La stanza dei suicidi è un film polacco in cui i problemi relativi alla scoperta della propria identità sessuale si intrecciano a quelli derivanti dal potere che i media esercitano sui giovani nell’età moderna. Il punto di arrivo della storia, tuttavia, è uno solo: la denuncia della solitudine e della mancanza di dialogo tra i giovani, e non solo tra di essi.
La stanza dei suicidi, di J. Komasa, Pol 2011, 112’
Sceneggiatura: Jan Komasa
Montaggio: Bartosz Pietras
Musiche: Michal Jacaszek
Produzione: Studio Filmowe Kadr
Cast: Jakub Gierszal, Roma Gasiorowska-Zurawska, Agata Kulesza, Krysztof Pieczynski.

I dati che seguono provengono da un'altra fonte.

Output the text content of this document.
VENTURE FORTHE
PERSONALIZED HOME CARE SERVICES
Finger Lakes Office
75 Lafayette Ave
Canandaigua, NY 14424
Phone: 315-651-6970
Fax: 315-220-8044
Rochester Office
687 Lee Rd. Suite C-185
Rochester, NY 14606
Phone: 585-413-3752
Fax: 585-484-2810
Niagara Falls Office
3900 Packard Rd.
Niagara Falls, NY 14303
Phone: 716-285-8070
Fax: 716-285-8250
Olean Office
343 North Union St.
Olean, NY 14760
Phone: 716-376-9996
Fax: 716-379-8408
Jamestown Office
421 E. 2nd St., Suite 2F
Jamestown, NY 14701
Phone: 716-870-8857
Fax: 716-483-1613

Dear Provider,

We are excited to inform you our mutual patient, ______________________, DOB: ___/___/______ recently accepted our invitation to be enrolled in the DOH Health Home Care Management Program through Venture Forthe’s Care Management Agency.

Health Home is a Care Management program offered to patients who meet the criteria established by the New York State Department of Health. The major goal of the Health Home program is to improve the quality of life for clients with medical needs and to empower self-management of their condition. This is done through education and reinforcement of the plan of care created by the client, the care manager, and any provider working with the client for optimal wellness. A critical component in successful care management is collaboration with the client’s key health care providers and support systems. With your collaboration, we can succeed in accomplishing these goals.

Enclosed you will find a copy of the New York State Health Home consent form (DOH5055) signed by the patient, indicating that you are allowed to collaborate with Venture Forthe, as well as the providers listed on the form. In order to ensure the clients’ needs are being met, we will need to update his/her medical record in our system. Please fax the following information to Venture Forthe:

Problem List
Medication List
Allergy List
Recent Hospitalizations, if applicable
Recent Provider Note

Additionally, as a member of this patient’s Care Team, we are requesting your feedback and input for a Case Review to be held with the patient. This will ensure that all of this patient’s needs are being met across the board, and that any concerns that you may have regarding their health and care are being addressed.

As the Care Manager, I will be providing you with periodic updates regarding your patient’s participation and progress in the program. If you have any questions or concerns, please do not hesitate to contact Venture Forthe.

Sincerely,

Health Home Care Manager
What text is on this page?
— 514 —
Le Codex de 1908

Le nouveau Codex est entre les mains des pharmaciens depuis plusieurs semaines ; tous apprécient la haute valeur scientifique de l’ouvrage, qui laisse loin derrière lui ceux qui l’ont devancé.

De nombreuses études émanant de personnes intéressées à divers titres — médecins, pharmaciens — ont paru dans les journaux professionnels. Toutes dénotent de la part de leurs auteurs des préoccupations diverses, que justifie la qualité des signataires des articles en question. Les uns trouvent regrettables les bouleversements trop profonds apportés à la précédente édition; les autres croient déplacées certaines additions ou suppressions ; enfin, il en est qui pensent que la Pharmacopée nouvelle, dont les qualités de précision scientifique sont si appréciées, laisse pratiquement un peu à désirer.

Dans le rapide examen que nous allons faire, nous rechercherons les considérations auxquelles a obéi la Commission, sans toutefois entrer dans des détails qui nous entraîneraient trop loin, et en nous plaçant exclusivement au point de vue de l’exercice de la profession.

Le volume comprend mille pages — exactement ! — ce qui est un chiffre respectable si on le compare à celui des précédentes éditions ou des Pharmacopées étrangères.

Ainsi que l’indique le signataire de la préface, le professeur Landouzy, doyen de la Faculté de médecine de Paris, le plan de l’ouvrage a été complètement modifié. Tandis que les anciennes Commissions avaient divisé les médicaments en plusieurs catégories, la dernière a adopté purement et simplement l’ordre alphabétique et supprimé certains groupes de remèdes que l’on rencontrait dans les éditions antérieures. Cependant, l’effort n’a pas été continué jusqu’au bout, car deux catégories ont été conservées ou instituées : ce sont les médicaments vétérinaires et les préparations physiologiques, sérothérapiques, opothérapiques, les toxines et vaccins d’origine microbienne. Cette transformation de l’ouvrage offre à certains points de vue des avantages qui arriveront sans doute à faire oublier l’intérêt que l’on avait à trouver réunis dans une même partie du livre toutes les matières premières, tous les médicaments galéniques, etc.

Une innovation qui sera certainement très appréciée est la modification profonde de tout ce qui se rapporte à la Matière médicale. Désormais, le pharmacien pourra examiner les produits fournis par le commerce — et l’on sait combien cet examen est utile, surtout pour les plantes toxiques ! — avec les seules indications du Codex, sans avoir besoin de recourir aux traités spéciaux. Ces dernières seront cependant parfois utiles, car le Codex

La Casa del Cinema ha ospitato dal 2 al 5 marzo 2013 il V4 Film, una rassegna cinematografica di film realizzati dal Gruppo di Visegràd – chiamato anche quartetto di Visegràd o V4 –, struttura informale di cooperazione regionale formata da quattro paesi dell’Europa centrale: Repubblica Ceca, Polonia, Slovacchia e Ungheria. È un gruppo poco formalizzato, il cui unico aspetto istituzionalizzato è il Fondo Internazionale di Visegràd che ha come obiettivo principale il rafforzamento del senso di identità e appartenenza nazionale attraverso il sostegno allo scambio di progetti comuni in settori come la cultura, l’arte, la scienza, la ricerca e la formazione. È all’interno di quest’obiettivo che nasce la rassegna, la quale si propone di promuovere la cultura e la conoscenza dell’area dell’Europa centro-orientale mostrando le più importanti opere della loro cinematografia. I film prodotti o co-prodotti dai quattro paesi partecipano infatti a prestigiosi festival internazionali, ma sono poco noti al pubblico italiano.

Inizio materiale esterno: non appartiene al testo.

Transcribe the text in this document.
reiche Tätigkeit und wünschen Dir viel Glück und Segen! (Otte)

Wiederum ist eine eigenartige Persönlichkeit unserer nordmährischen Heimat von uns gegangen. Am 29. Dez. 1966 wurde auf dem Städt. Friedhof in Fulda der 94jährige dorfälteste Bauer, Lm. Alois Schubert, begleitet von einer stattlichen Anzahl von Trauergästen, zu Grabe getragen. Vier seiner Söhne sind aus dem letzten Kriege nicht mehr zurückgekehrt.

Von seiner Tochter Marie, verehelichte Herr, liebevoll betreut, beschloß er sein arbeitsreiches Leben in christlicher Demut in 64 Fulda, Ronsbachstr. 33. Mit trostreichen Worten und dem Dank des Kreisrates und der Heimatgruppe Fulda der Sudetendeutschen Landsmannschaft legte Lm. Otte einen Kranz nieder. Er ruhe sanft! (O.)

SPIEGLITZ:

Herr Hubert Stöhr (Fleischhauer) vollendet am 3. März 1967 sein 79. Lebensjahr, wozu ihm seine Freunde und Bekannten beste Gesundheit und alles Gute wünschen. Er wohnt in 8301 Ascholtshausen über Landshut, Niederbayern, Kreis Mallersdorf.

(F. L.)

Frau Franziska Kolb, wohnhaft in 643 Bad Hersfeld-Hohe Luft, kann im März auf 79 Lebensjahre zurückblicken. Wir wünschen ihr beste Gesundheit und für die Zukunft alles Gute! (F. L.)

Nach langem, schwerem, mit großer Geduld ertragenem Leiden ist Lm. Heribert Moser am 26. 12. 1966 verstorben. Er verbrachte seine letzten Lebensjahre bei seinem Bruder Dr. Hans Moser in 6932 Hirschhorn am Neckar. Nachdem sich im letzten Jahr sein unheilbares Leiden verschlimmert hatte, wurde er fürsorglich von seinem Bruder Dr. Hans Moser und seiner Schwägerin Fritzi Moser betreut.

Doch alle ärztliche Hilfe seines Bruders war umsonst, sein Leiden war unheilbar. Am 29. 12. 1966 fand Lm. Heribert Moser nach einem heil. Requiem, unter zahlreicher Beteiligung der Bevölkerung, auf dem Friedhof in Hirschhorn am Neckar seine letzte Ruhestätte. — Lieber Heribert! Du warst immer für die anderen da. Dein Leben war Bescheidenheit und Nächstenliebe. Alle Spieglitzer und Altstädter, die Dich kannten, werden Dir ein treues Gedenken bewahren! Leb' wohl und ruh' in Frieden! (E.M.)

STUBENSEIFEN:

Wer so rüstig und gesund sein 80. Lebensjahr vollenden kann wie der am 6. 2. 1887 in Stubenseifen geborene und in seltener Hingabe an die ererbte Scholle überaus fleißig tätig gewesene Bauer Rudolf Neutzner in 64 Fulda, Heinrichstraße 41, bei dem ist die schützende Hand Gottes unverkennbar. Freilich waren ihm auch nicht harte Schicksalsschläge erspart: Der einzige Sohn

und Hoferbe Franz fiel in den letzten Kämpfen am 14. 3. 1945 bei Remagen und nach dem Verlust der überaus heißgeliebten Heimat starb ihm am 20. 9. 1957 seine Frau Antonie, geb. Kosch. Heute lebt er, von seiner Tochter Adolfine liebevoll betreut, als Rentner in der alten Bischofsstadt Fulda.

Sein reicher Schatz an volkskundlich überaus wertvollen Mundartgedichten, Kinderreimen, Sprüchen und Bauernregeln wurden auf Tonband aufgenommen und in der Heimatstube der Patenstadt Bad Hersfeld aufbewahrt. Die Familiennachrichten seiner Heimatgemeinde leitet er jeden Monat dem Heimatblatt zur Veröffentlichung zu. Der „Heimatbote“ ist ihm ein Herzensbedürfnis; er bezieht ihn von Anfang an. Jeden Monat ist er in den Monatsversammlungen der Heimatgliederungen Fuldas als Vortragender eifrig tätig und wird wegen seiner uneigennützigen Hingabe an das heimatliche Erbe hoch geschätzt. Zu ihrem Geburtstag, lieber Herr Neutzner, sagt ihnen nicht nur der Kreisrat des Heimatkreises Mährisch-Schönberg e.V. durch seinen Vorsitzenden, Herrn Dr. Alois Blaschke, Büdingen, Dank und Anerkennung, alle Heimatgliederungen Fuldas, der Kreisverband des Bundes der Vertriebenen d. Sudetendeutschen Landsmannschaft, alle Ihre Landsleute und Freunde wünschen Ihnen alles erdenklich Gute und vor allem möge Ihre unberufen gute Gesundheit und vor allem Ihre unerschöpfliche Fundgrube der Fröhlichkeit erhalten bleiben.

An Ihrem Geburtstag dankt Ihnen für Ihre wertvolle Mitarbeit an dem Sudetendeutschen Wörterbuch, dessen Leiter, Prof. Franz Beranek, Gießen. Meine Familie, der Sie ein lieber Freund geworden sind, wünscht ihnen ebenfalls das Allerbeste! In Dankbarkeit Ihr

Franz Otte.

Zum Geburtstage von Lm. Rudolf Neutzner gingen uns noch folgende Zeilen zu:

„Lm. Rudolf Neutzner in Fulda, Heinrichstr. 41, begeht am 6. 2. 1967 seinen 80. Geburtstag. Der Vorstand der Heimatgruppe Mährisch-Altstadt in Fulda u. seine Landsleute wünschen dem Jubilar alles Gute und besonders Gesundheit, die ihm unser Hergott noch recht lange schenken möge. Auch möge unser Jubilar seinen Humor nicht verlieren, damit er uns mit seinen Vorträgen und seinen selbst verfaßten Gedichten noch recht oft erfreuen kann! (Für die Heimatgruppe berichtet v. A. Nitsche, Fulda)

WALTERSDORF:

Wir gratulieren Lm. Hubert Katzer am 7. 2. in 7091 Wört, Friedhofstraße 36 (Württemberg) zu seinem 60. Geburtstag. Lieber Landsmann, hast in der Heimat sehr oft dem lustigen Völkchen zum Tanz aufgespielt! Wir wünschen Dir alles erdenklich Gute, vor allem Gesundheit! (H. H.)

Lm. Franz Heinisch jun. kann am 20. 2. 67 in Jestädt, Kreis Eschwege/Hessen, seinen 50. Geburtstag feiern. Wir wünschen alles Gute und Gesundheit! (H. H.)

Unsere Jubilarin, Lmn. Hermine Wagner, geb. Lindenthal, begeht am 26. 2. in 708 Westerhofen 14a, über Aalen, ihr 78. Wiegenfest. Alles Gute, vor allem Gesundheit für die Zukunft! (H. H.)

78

La Polonia propone, tra i vari film, quello del regista Jan Komasa, debuttante dotato di grande sensibilità. La stanza dei suicidi è diventato quasi un fenomeno sociologico nel suo paese, e ha ottenuto sia un grande successo commerciale che premi e apprezzamento dalla critica.

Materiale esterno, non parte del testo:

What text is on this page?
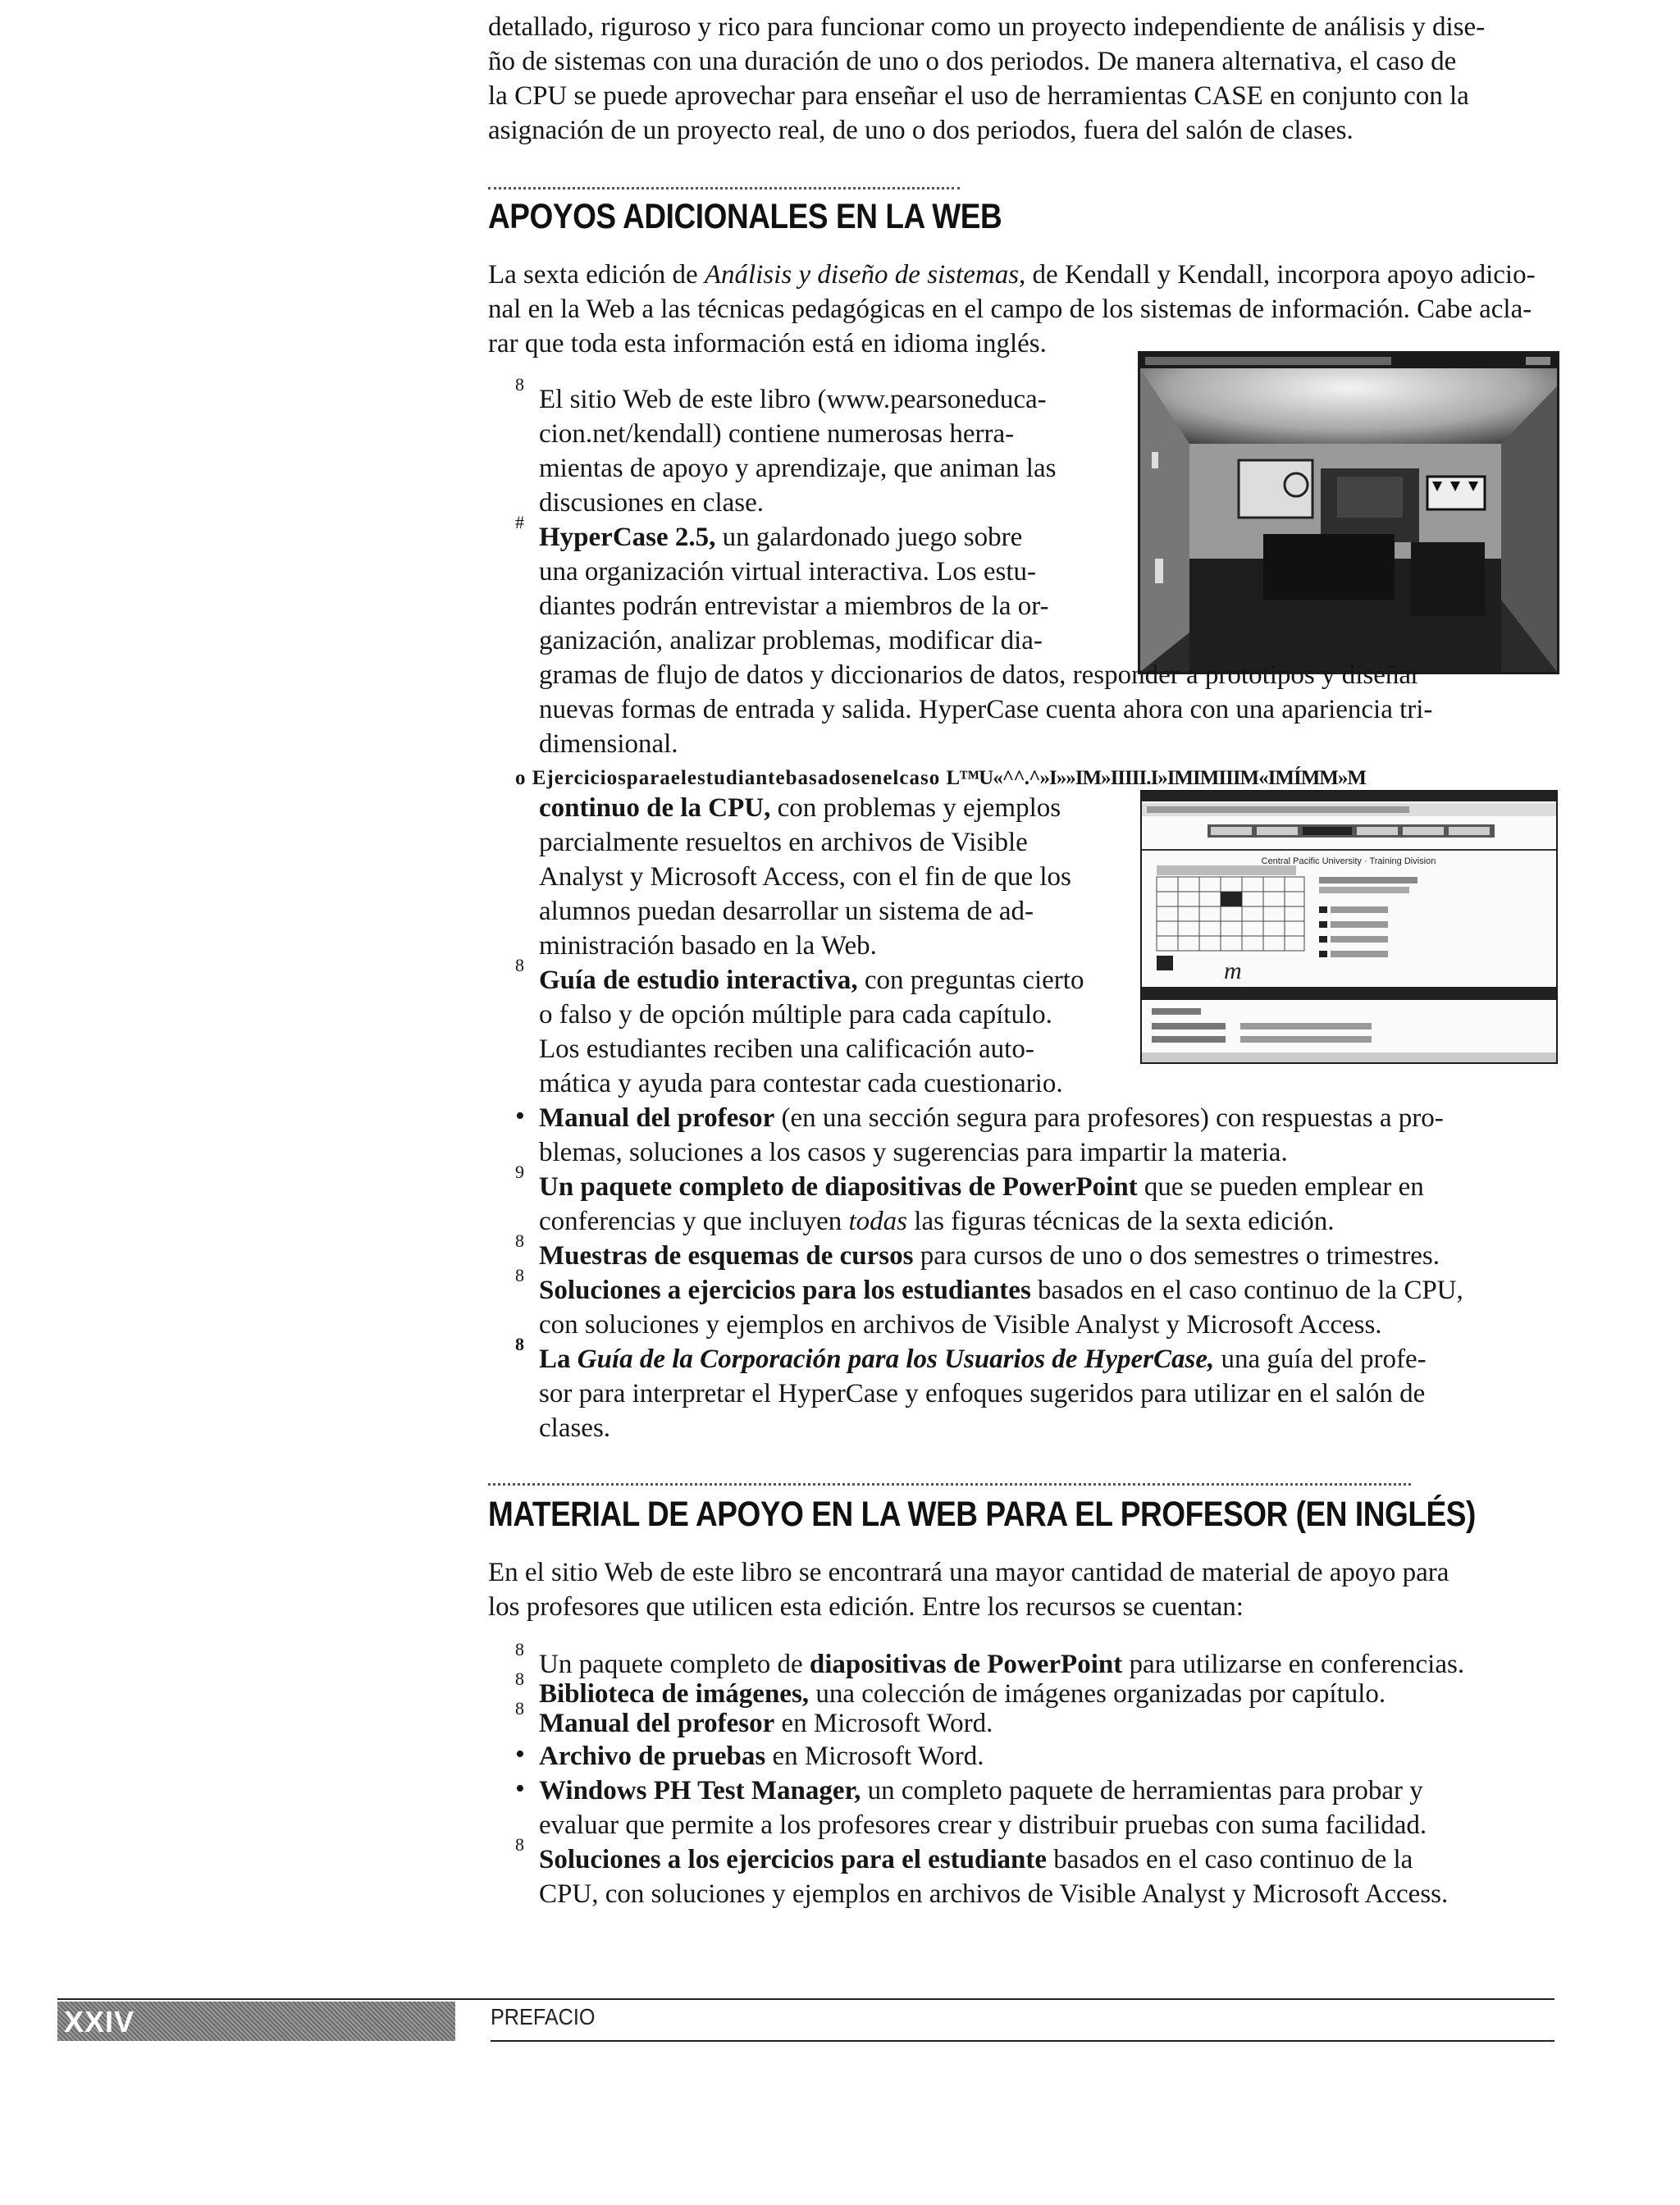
detallado, riguroso y rico para funcionar como un proyecto independiente de análisis y dise-

ño de sistemas con una duración de uno o dos periodos. De manera alternativa, el caso de

la CPU se puede aprovechar para enseñar el uso de herramientas CASE en conjunto con la

asignación de un proyecto real, de uno o dos periodos, fuera del salón de clases.

APOYOS ADICIONALES EN LA WEB

La sexta edición de Análisis y diseño de sistemas, de Kendall y Kendall, incorpora apoyo adicio-

nal en la Web a las técnicas pedagógicas en el campo de los sistemas de información. Cabe acla-

rar que toda esta información está en idioma inglés.

8

El sitio Web de este libro (www.pearsoneduca-

cion.net/kendall) contiene numerosas herra-

mientas de apoyo y aprendizaje, que animan las

discusiones en clase.

#

HyperCase 2.5, un galardonado juego sobre

una organización virtual interactiva. Los estu-

diantes podrán entrevistar a miembros de la or-

ganización, analizar problemas, modificar dia-

gramas de flujo de datos y diccionarios de datos, responder a prototipos y diseñar

nuevas formas de entrada y salida. HyperCase cuenta ahora con una apariencia tri-

dimensional.

o Ejerciciosparaelestudiantebasadosenelcaso L™U«^^.^»I»»IM»IIIII.I»IMIMIIIM«IMÍMM»M

Central Pacific University · Training Division
m

continuo de la CPU, con problemas y ejemplos

parcialmente resueltos en archivos de Visible

Analyst y Microsoft Access, con el fin de que los

alumnos puedan desarrollar un sistema de ad-

ministración basado en la Web.

8

Guía de estudio interactiva, con preguntas cierto

o falso y de opción múltiple para cada capítulo.

Los estudiantes reciben una calificación auto-

mática y ayuda para contestar cada cuestionario.

• Manual del profesor (en una sección segura para profesores) con respuestas a pro-

blemas, soluciones a los casos y sugerencias para impartir la materia.

9

Un paquete completo de diapositivas de PowerPoint que se pueden emplear en

conferencias y que incluyen todas las figuras técnicas de la sexta edición.

8

Muestras de esquemas de cursos para cursos de uno o dos semestres o trimestres.

8

Soluciones a ejercicios para los estudiantes basados en el caso continuo de la CPU,

con soluciones y ejemplos en archivos de Visible Analyst y Microsoft Access.

8

La Guía de la Corporación para los Usuarios de HyperCase, una guía del profe-

sor para interpretar el HyperCase y enfoques sugeridos para utilizar en el salón de

clases.

MATERIAL DE APOYO EN LA WEB PARA EL PROFESOR (EN INGLÉS)

En el sitio Web de este libro se encontrará una mayor cantidad de material de apoyo para

los profesores que utilicen esta edición. Entre los recursos se cuentan:

8

Un paquete completo de diapositivas de PowerPoint para utilizarse en conferencias.

8

Biblioteca de imágenes, una colección de imágenes organizadas por capítulo.

8

Manual del profesor en Microsoft Word.

• Archivo de pruebas en Microsoft Word.

• Windows PH Test Manager, un completo paquete de herramientas para probar y

evaluar que permite a los profesores crear y distribuir pruebas con suma facilidad.

8

Soluciones a los ejercicios para el estudiante basados en el caso continuo de la

CPU, con soluciones y ejemplos en archivos de Visible Analyst y Microsoft Access.

XXIV	PREFACIO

Il film racconta la storia di Dominik, un adolescente figlio di una famiglia benestante che deve affrontare il problema della sua identità sessuale a partire dal momento in cui, durante una festa, bacia per gioco un suo compagno di classe e scopre di esserne attratto. Ciò che colpisce, tuttavia, è la mancanza di approfondimento del tema sessuale: Dominik si mostra coraggioso e aperto nel dichiararsi, e non esita a farlo in modo plateale anche con i suoi genitori; non vengono approfonditi i suoi dubbi o i suoi timori, anche se risultano essere presenti e palpabili. Le sue domande circa il proprio orientamento sessuale e ciò che ne deriva sembrano fungere unicamente da pretesto per entrare in un tema più ampio, quello della potenza che il mondo virtuale esercita sulle nuove generazioni alle prese con la dipendenza dalle novità tecnologiche, in cui spadroneggiano le figure degli hipster, dei blogger, degli emo, degli slasher, dei b-boy e dei backpaker. Quando la sua omosessualità viene resa pubblica sul web, Dominik decide infatti di ritirarsi dal mondo reale e di entrare nella cosiddetta “stanza dei suicidi”, una comunità virtuale dove si ritrovano i giovani afflitti dai loro problemi. È a quel punto che inizia il drammatico viaggio di Dominik in un mondo del tutto sconnesso dalla realtà abitato solo da figure virtuali, che lo condurrà verso l’isolamento e la depressione totali.
La storia pone l’accento sulla forza del virtuale, e allo stesso tempo ne denuncia la vacuità: in un mondo spogliato di grandi parole e di gesti patetici non ci sono più persone, ma solo utenti. Si tratta, però, soprattutto di una storia sulla disperata solitudine dei giovani, di una solitudine che può condurre verso la distruzione del sé. Lasciati soli da figure genitoriali assenti – che cercano di colmare i vuoti con la materialità e il benessere economico –, questi ragazzi risultano incapaci di comunicare con i loro coetanei nel senso più pieno del termine, cercando un terreno di confronto e un dialogo costruttivo.